By Kelly W. Cauffman
For The HERALD
The Fifth Annual Elephant Days will also include a Balloon Regatta and Glow both Saturday and Sunday morning, Sept. 8-9.
“The balloons will be staged and lighted at the Elephant Days grounds Friday and Saturday nights,” according to organizer Al Lowenstein.
The balloons are scheduled to lift off from Lions Beach at 7 a.m., Saturday and Sunday.
“Of course it depends on the weather, but for the past five years we have had great weather. Perhaps I should not have said that,” Lowenstein laughs.
The first flight was completed in Paris, France, by Jean-Francois Pilatre de Rozier and Francois Laurent d’Arlandes on Nov. 21, 1783. This flight made hot air balloon technology the oldest successful human-carrying flight technology.

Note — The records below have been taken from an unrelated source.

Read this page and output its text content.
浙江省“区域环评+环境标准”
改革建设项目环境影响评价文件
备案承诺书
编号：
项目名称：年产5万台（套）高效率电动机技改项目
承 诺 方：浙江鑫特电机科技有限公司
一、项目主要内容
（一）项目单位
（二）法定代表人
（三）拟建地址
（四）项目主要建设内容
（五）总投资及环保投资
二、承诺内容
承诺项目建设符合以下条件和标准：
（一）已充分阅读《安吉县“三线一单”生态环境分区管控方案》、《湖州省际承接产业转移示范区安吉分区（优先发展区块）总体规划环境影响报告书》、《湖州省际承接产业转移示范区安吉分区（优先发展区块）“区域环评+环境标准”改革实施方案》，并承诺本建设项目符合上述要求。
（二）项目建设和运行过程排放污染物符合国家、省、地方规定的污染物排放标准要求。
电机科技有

Observers can see how beautiful and graceful a hot-air balloon floats across the skies. But do you know what makes them so graceful in flight? A hot air balloon consists of a bag called the envelope that is capable of containing heated air. Suspended beneath is a gondola or wicker basket, which carries passengers and (usually) a source of heat, in most cases an open flame. The heated air inside the envelope makes it buoyant since it has a lower density than the relatively cold air outside the envelope.

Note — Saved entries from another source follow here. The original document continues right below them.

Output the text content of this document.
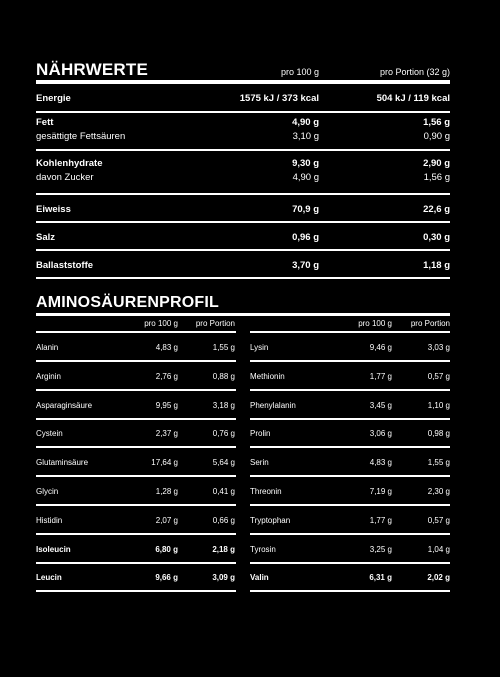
NÄHRWERTE	pro 100 g	pro Portion (32 g)
Energie	1575 kJ / 373 kcal	504 kJ / 119 kcal
Fett	4,90 g	1,56 g
gesättigte Fettsäuren	3,10 g	0,90 g
Kohlenhydrate	9,30 g	2,90 g
davon Zucker	4,90 g	1,56 g
Eiweiss	70,9 g	22,6 g
Salz	0,96 g	0,30 g
Ballaststoffe	3,70 g	1,18 g
AMINOSÄURENPROFIL
pro 100 g pro Portion	pro 100 g pro Portion
Alanin	4,83 g	1,55 g
Arginin	2,76 g	0,88 g
Asparaginsäure	9,95 g	3,18 g
Cystein	2,37 g	0,76 g
Glutaminsäure	17,64 g	5,64 g
Glycin	1,28 g	0,41 g
Histidin	2,07 g	0,66 g
Isoleucin	6,80 g	2,18 g
Leucin	9,66 g	3,09 g
Lysin	9,46 g	3,03 g
Methionin	1,77 g	0,57 g
Phenylalanin	3,45 g	1,10 g
Prolin	3,06 g	0,98 g
Serin	4,83 g	1,55 g
Threonin	7,19 g	2,30 g
Tryptophan	1,77 g	0,57 g
Tyrosin	3,25 g	1,04 g
Valin	6,31 g	2,02 g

In today’s sport balloons, the envelope is generally made from nylon fabric, and the mouth of the balloon (closest to the burner flame) is made from fire resistant material, such as Nomex. Beginning in the mid-1970s, balloon envelopes have been made in all kinds of shapes, such as hot dogs, rocket ships, and the shapes of commercial products, though the traditional shape remains popular for most non-commercial, and many commercial, applications.
The cost of these balloons are comparable to new car, used car. The balloons can range anywhere from $30,000 to $45,000. When asked about the cost of putting a balloon in flight, Lowenstein answered, “With the cost of gas, insurance, depreciation, repairs and other factors, the cost can range around $150 per flight.”

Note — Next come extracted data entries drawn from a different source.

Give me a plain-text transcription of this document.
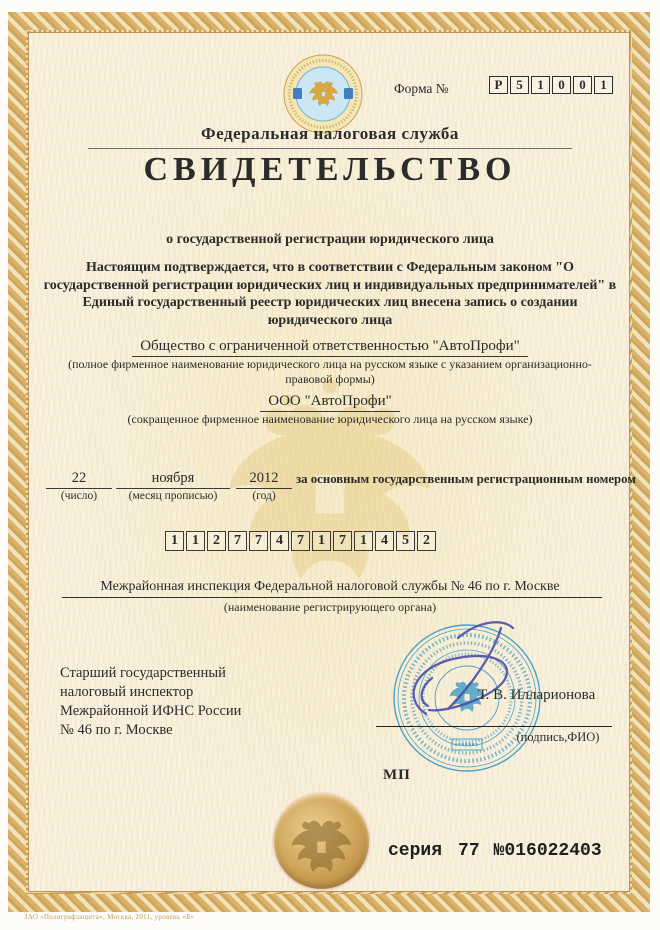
Форма №	Р	5	1	0	0	1
Федеральная налоговая служба
СВИДЕТЕЛЬСТВО
о государственной регистрации юридического лица
Настоящим подтверждается, что в соответствии с Федеральным законом "О государственной регистрации юридических лиц и индивидуальных предпринимателей" в Единый государственный реестр юридических лиц внесена запись о создании юридического лица
Общество с ограниченной ответственностью "АвтоПрофи"
(полное фирменное наименование юридического лица на русском языке с указанием организационно-правовой формы)
ООО "АвтоПрофи"
(сокращенное фирменное наименование юридического лица на русском языке)
22
(число)
ноября
(месяц прописью)
2012
(год)
за основным государственным регистрационным номером
1	1	2	7	7	4	7	1	7	1	4	5	2
Межрайонная инспекция Федеральной налоговой службы № 46 по г. Москве
(наименование регистрирующего органа)
Старший государственный
налоговый инспектор
Межрайонной ИФНС России
№ 46 по г. Москве
Т. В. Илларионова
(подпись,ФИО)
МП
серия 77 №016022403
ЗАО «Полиграфзащита», Москва, 2011, уровень «Б»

There will be approximately 15 balloons from Albuquerque, Colorado and Mexico at this year’s event.
Lowenstein, who operates a flight school in Albuquerque, has been flying for more than 15 years, and has enjoyed many experiences.
The community is encouraged to view the glow on Friday and Saturday night and the take off at 7 a.m. Saturday and Sunday. There will be memorabilia available for purchase at liftoff sights.